In the light of the recent events, the consequences of transition policy on price stability have become more acute since there is a need to ensure continuous steps towards climate transition despite the ongoing energy crisis. The conflict in Ukraine shed light on the European dependency on Russian gas, which represents 45% of its gas imports. There is therefore an urgent need to accelerate the transition to renewable energy and find a “path of compatibility” that tackles the energy crisis and ensures our transition to a low-carbon economy. To do so, public and private stabilisers will prove to be useful resources to cushion the economic fallouts from the conflict, while providing the necessary resources to accelerate investments in sustainable activities. First, the Next Generation EU programme, which already dedicates 30% of its budget to the fight against climate change, should be boosted. But beyond this, private investment will be key: the EU happens to have the world’s greatest pool of savings – EUR 300 billion in excess savings – at its disposal. It is time to build the bridge between these financial resources and our energy investment needs, by finally achieving a genuine single financing market.

While the green transition does hold risks, it also offers economic and financial opportunities, as new technologies gradually reach scalability. The sooner we start, the more positive (or the less negative) the economic balance will be.

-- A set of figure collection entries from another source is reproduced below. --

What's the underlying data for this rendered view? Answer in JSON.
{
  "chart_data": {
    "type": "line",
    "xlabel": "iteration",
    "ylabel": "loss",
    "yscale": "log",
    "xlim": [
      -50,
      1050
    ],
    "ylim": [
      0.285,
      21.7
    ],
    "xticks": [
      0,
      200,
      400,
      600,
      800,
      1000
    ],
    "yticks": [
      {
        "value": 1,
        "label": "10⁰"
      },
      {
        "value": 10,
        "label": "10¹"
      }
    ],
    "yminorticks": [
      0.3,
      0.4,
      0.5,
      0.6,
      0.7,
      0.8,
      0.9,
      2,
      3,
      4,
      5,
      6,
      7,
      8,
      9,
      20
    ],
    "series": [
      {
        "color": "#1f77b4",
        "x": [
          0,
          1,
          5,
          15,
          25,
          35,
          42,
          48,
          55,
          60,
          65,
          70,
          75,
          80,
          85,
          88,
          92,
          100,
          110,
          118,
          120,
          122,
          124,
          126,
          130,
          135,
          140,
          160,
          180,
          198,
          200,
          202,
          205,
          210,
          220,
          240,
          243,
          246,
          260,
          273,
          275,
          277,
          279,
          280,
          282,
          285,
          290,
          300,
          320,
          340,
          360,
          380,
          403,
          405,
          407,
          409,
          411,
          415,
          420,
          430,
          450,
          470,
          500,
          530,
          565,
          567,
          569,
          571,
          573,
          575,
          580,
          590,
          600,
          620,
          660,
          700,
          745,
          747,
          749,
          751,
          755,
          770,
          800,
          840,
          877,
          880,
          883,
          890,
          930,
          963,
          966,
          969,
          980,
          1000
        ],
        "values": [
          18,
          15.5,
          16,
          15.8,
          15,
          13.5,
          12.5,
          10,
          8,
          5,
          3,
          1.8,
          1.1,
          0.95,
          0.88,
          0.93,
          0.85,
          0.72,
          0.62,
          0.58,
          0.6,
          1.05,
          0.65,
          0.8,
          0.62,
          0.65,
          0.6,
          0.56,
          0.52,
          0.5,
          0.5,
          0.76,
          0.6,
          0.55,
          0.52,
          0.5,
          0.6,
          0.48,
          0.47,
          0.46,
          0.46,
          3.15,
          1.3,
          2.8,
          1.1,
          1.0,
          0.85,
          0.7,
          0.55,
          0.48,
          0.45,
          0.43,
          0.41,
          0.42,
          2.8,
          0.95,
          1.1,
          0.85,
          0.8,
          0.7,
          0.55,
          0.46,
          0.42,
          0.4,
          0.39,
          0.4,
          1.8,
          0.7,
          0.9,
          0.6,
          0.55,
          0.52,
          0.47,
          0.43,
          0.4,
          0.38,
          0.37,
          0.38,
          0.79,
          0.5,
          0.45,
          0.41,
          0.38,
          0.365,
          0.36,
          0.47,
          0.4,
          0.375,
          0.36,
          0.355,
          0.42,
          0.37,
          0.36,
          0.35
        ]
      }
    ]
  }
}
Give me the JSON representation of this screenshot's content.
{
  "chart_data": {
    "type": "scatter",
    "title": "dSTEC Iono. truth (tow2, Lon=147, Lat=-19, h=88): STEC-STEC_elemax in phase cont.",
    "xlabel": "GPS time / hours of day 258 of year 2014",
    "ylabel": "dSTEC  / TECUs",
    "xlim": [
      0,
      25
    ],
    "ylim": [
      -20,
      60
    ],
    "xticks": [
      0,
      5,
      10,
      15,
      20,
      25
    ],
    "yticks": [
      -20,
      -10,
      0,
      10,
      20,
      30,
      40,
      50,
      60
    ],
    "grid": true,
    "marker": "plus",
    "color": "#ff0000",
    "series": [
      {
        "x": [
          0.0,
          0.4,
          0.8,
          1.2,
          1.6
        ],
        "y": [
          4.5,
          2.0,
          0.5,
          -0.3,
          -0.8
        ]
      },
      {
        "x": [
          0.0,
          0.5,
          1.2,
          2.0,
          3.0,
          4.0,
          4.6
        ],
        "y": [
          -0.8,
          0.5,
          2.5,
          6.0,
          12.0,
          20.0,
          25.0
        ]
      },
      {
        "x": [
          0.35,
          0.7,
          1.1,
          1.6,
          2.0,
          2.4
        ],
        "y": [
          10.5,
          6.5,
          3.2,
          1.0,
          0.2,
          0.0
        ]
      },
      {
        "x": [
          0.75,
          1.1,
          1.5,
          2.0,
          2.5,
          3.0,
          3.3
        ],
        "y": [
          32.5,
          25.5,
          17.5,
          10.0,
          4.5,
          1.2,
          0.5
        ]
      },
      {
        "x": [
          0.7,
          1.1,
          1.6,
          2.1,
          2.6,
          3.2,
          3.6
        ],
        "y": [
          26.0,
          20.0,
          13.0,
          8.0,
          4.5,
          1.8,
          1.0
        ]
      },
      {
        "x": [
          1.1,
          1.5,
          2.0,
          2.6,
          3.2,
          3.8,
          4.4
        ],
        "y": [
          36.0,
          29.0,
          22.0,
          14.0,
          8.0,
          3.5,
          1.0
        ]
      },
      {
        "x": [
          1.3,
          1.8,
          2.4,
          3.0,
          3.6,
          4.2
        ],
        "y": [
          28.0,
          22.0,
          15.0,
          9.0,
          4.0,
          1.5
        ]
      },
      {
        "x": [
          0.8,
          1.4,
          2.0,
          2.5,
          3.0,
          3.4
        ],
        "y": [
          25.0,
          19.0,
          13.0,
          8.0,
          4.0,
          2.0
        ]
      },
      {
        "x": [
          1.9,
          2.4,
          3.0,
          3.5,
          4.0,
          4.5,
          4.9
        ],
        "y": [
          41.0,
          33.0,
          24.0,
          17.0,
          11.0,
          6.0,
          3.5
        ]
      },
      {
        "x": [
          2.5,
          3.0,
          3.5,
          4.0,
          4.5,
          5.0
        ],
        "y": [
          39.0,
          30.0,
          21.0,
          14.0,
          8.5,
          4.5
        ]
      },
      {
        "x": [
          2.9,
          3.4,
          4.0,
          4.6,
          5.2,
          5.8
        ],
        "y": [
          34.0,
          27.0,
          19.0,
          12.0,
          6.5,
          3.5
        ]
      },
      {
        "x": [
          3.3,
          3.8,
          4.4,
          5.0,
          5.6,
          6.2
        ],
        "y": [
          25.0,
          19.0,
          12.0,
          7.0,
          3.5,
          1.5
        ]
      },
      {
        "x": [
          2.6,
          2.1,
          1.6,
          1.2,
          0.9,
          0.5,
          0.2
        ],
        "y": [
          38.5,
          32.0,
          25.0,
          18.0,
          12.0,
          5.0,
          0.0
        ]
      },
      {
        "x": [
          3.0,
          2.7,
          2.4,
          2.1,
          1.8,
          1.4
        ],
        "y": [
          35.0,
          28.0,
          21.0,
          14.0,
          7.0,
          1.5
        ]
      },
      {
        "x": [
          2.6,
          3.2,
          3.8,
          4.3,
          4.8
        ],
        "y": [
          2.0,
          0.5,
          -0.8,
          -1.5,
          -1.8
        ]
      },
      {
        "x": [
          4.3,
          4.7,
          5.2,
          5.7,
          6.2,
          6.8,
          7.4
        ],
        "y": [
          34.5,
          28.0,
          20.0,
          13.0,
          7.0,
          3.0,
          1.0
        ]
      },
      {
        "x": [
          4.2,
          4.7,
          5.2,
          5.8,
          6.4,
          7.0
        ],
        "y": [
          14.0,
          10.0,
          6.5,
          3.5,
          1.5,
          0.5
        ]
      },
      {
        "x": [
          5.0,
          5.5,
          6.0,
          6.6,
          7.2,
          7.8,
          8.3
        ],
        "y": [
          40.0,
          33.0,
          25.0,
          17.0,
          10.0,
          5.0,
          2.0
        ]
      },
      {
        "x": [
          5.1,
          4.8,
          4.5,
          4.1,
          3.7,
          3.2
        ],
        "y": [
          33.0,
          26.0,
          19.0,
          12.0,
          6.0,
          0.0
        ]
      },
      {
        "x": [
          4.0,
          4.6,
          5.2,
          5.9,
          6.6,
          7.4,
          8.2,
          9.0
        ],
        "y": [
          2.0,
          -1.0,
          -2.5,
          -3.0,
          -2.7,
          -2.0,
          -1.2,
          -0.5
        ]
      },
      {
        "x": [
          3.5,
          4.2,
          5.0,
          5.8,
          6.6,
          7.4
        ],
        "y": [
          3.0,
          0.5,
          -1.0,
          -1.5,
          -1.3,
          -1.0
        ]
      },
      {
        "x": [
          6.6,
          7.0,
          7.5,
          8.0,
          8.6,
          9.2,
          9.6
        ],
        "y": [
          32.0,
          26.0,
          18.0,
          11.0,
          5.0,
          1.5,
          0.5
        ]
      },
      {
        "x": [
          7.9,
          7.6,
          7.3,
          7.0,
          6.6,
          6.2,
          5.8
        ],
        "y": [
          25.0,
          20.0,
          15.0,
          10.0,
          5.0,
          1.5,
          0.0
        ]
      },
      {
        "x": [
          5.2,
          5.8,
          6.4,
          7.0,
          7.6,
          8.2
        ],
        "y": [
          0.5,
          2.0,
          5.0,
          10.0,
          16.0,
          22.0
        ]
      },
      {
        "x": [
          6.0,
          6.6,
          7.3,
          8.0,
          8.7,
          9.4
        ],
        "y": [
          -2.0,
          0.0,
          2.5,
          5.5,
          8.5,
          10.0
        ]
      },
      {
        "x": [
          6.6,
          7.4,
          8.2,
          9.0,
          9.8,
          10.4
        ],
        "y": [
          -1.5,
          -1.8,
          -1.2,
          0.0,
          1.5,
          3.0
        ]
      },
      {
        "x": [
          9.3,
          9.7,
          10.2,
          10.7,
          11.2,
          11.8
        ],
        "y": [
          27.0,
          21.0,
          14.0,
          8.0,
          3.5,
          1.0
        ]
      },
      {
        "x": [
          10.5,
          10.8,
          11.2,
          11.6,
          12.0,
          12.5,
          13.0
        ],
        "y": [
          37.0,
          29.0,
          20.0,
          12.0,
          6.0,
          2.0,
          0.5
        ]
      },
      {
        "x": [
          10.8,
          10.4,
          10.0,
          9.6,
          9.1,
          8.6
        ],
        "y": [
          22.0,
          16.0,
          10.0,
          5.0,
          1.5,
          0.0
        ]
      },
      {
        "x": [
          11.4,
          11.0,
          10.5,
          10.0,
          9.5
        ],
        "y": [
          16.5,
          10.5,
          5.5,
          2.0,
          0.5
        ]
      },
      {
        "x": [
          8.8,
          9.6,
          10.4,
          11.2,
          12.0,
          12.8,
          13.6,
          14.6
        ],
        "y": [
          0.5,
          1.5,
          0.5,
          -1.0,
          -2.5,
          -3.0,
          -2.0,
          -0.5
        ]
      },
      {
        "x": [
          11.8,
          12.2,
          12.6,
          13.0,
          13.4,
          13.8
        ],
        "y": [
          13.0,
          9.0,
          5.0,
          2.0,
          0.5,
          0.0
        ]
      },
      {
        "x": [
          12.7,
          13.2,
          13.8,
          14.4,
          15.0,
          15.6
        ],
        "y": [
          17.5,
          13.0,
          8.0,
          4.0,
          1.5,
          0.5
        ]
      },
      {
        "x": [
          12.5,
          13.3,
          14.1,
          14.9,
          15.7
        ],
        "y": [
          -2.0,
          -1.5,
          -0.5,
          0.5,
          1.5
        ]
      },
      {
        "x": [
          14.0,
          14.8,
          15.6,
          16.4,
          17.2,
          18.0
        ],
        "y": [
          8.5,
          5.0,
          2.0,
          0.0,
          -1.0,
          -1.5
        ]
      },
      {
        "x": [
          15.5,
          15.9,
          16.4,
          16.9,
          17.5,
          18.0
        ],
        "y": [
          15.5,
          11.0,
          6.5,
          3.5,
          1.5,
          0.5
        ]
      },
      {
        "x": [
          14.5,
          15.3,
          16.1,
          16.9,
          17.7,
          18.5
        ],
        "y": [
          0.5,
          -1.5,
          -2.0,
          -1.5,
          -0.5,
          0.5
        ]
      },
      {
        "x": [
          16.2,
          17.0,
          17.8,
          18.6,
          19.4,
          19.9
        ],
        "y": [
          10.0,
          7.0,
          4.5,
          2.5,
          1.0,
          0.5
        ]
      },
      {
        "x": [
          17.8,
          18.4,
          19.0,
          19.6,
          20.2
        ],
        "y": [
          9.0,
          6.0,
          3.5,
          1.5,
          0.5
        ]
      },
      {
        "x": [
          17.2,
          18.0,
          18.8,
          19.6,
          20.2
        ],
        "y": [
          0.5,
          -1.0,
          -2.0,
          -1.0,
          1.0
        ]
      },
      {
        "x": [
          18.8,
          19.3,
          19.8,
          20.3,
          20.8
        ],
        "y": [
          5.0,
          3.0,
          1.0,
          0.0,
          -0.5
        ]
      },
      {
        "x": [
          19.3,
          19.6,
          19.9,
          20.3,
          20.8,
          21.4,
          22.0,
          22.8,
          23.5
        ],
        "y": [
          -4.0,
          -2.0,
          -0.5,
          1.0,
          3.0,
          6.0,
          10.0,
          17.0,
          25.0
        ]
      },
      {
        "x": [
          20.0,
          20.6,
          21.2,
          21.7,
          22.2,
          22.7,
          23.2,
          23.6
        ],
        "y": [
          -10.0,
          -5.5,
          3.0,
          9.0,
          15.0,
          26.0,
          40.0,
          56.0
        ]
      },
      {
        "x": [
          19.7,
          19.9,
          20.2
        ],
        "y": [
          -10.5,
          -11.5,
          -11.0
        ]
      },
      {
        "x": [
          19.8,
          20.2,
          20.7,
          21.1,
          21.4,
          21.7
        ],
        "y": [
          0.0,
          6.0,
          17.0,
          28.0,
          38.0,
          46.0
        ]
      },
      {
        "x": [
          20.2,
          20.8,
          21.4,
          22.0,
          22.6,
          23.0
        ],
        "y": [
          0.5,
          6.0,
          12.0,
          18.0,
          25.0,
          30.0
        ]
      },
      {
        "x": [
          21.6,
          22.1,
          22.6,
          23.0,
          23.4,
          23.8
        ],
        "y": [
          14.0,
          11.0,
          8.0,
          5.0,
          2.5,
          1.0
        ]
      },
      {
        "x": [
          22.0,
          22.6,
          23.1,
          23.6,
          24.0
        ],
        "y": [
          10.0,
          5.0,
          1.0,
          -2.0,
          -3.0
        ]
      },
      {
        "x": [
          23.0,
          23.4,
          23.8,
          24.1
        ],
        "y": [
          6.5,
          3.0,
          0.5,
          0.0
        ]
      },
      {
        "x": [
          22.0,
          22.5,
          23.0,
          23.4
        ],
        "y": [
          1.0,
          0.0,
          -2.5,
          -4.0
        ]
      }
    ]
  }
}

François Villeroy de Galhau, President of the Banque de France, Member of the Governing Council of the European Central Bank.

Stéphane Dees, Head of Climate Economics Unit, Banque de France.


The article is published in a series of articles in Obserwator Finansowy written by governors of central banks and distinguished economists. The series is under the special patronage of the Governor of Narodowy Bank Polski, Professor Adam Glapiński. The authors of the articles have agreed to waive their fees for writing the texts, and in exchange NBP shall donate the amount equivalent to the fees onto the account of the National Bank of Ukraine in order to support the NBU during the war. Below is a foreword by the Governor of NBP to the whole series:


On 24 February a huge tragedy occurred, in the face of which it is impossible to simply move on as if nothing had happened.

Nobody can remain indifferent to the misfortune that has befallen the Ukrainian nation.

All of us are shocked by the press reports, and particularly by what we see in the mass media.

Fighting Ukraine is not only its brave soldiers, but also an army of thousands of civilians trying to preserve normality in a country stricken by Russian aggression.

This army includes the staff of the National Bank of Ukraine, with whom NBP is in constant contact.

Aware of our Ukrainian colleagues’ needs, we have invited several central bank governors and eminent economists to share their knowledge on the economic processes taking place around the world.

It is rare for such a distinguished group of authors to feature in Obserwator Finansowy, which is published by NBP. It is also worth underlining that all the authors have waived the fees for their articles in order to donate them to meet the needs of our colleagues working in the National Bank of Ukraine.

I believe that you will find the series of these articles interesting, especially since they not only share the knowledge and experience of their authors, but also express goodwill towards the war-afflicted NBU.